The air in the committee room corridor at Westminster was thick with anticipation two hours earlier when chief whip Julian Smith arrived to meet the executive of the 1922 Committee of Conservative backbenchers. May was holed up in Downing Street, refusing to meet cabinet ministers who wanted to talk about the Withdrawal Agreement Bill (WAB) and her future.
Had Smith come to the ’22 to tell them that the prime minister was about to resign and would make a statement to that effect later in the evening? Or would he tell the committee that May had decided not to publish the WAB on Friday, as planned, and not to put it to a second reading vote two weeks later?
In the event, Smith stayed at the meeting for just two minutes, telling the backbenchers that the prime minister would make no statement that evening and would be campaigning in the European Parliament elections on Thursday. For former Conservative leader Iain Duncan Smith, the message was clear.
“The sofa is up against the door, she’s not leaving,” he said.
In fact, the prime minister had taken the first step towards leaving, agreeing to meet 1922 Committee chairman Graham Brady on Friday, two weeks ahead of schedule.

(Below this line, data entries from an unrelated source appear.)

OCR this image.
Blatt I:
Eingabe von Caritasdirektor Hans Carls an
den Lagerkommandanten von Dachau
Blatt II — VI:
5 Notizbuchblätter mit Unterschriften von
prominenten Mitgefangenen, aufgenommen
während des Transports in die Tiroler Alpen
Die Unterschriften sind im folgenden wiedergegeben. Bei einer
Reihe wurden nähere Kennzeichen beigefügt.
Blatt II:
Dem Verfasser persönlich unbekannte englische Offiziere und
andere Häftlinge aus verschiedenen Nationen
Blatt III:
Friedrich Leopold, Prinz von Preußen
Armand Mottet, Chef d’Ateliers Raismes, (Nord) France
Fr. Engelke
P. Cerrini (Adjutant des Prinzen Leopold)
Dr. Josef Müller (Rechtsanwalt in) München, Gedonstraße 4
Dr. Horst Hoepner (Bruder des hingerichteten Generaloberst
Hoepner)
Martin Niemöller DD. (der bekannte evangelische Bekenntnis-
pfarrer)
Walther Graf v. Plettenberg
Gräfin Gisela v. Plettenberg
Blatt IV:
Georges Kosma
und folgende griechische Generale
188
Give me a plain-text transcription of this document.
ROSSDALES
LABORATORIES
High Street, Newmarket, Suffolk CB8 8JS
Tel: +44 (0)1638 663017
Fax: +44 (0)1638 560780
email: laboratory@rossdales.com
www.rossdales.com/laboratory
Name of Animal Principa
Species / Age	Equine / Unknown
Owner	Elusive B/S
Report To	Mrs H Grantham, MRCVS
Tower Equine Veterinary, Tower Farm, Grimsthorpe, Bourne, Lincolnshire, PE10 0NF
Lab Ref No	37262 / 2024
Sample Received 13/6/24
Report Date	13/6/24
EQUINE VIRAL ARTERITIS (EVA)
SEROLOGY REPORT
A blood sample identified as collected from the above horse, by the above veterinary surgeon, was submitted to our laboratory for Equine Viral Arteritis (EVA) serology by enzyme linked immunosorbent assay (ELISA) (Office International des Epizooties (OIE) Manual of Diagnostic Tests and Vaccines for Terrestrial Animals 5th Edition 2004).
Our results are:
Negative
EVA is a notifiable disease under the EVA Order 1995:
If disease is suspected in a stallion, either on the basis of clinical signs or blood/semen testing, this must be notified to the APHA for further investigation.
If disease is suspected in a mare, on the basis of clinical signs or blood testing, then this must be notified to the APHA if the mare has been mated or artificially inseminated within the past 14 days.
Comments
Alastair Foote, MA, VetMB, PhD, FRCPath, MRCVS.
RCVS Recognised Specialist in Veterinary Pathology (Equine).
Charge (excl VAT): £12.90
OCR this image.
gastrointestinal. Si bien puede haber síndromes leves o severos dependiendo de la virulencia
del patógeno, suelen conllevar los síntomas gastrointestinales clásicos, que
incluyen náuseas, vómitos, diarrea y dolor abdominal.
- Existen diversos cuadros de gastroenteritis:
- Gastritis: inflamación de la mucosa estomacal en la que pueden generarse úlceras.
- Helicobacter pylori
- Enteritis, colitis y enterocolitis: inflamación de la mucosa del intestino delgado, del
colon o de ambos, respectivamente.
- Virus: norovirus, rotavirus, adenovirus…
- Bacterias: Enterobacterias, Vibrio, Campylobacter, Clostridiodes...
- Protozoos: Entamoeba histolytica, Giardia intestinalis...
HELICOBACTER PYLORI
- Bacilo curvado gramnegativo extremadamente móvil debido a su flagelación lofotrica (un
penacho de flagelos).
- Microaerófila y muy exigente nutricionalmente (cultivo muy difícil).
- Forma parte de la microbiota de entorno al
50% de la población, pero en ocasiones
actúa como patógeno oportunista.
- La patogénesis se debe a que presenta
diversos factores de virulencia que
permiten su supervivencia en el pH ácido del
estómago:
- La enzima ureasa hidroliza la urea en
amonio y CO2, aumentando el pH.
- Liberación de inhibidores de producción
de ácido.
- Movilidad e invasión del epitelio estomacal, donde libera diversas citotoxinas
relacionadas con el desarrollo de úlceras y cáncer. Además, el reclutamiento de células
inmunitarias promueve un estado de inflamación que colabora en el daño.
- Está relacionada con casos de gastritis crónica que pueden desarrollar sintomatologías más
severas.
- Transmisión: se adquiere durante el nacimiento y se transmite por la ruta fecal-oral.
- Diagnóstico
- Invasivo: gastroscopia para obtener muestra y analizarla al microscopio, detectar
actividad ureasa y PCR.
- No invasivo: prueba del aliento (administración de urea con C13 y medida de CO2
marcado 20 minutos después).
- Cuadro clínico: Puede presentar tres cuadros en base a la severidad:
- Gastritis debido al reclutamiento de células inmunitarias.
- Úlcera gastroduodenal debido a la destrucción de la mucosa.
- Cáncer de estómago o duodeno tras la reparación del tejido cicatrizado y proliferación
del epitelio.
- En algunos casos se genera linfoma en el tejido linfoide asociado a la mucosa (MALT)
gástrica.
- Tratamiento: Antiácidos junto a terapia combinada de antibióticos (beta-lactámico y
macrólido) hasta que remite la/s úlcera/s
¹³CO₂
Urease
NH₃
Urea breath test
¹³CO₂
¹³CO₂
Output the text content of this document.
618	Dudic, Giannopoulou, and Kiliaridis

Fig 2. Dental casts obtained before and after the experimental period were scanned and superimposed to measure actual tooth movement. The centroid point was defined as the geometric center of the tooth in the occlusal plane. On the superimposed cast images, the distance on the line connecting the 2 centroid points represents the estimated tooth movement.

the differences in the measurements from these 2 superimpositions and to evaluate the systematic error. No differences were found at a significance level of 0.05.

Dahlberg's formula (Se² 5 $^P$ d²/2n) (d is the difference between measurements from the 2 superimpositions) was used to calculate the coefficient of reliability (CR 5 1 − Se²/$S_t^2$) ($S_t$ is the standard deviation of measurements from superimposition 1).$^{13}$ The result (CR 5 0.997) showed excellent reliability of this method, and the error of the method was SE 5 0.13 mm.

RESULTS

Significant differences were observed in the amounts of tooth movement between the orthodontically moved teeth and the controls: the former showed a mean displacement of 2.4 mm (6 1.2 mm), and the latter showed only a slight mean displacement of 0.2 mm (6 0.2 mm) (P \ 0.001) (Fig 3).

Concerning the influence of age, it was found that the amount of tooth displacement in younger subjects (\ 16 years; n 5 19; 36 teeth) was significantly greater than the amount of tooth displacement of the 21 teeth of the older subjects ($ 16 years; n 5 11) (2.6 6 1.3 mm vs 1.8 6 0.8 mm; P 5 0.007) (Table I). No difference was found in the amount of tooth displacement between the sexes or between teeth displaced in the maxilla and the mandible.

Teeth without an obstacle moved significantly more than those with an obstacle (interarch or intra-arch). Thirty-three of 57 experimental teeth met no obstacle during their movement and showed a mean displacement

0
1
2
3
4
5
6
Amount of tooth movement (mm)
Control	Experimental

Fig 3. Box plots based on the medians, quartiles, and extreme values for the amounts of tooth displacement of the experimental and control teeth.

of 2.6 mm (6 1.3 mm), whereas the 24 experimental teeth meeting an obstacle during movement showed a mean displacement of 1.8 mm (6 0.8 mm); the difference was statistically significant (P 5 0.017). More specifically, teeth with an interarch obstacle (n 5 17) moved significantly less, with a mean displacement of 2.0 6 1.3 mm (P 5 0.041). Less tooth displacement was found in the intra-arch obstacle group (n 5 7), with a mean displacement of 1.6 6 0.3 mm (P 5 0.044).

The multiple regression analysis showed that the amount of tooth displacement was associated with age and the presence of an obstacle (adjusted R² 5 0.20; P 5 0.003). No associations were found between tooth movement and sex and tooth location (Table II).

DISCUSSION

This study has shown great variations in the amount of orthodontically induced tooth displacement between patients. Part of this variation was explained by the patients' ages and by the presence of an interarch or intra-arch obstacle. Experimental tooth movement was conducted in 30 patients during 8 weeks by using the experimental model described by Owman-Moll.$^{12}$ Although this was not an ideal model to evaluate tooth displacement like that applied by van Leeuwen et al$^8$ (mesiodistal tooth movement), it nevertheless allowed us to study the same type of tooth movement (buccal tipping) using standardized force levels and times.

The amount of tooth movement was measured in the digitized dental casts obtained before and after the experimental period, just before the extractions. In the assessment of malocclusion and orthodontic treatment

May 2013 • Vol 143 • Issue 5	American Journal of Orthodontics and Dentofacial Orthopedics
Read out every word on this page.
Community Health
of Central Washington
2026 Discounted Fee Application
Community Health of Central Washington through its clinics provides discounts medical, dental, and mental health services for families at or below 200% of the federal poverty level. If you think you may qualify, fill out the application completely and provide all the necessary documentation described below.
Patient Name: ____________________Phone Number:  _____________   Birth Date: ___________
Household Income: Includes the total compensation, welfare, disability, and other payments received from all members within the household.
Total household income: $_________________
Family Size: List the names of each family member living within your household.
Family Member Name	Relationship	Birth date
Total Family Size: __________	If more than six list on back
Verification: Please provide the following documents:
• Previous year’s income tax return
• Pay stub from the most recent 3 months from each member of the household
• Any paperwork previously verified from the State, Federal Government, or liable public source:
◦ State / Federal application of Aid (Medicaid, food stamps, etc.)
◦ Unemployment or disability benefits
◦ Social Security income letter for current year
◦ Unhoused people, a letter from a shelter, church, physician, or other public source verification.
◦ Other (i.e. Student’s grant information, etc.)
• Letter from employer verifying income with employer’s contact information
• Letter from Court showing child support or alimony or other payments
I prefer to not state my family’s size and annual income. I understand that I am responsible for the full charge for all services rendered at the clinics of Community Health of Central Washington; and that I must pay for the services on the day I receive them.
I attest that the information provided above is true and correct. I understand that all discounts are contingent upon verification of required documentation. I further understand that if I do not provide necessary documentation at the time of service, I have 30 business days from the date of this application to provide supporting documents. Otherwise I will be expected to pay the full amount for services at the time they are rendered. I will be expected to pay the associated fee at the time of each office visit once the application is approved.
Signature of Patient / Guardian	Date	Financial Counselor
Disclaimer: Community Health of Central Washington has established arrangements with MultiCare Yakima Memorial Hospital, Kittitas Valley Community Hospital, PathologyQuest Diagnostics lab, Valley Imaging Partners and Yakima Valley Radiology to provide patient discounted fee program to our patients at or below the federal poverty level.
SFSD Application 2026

She was due to meet him after the WAB’s second reading to agree a timetable for her departure and for a leadership contest to succeed her.
She will now set out that timetable on Friday, triggering a contest that could see a new Conservative leader in place before parliament breaks up for the summer in late July.
It had been clear all day that the prime minister was in trouble as Conservatives who voted for the withdrawal agreement last March lined up to say that they could not support the WAB. In her statement to the Commons about the Bill, May struck a valedictory note.
“In time, another prime minister will be standing at this dispatch box, but while I am here, I have a duty to be clear with the House about the facts. If we are to deliver Brexit in this parliament, we will have to pass a withdrawal agreement Bill. We will not do so without holding votes on the issues that have divided us the most. That includes votes on customs arrangements and on a second referendum. We can pretend otherwise and carry on arguing and getting nowhere, but in the end our job in this House is to take decisions, not to duck them,” she said.
Some ministers complained privately that the WAB’s commitment to giving MPs a vote on a second Brexit referendum went further than what had been agreed in cabinet on Tuesday. Scottish secretary David Mundell, one of the ministers who unsuccessfully sought a meeting with the prime minister on Wednesday, was worried that the commitment could boost demands for a second referendum on Scottish independence.
“No Labour MP can vote for a deal on the promise of a prime minister who only has days left in her job,” he said.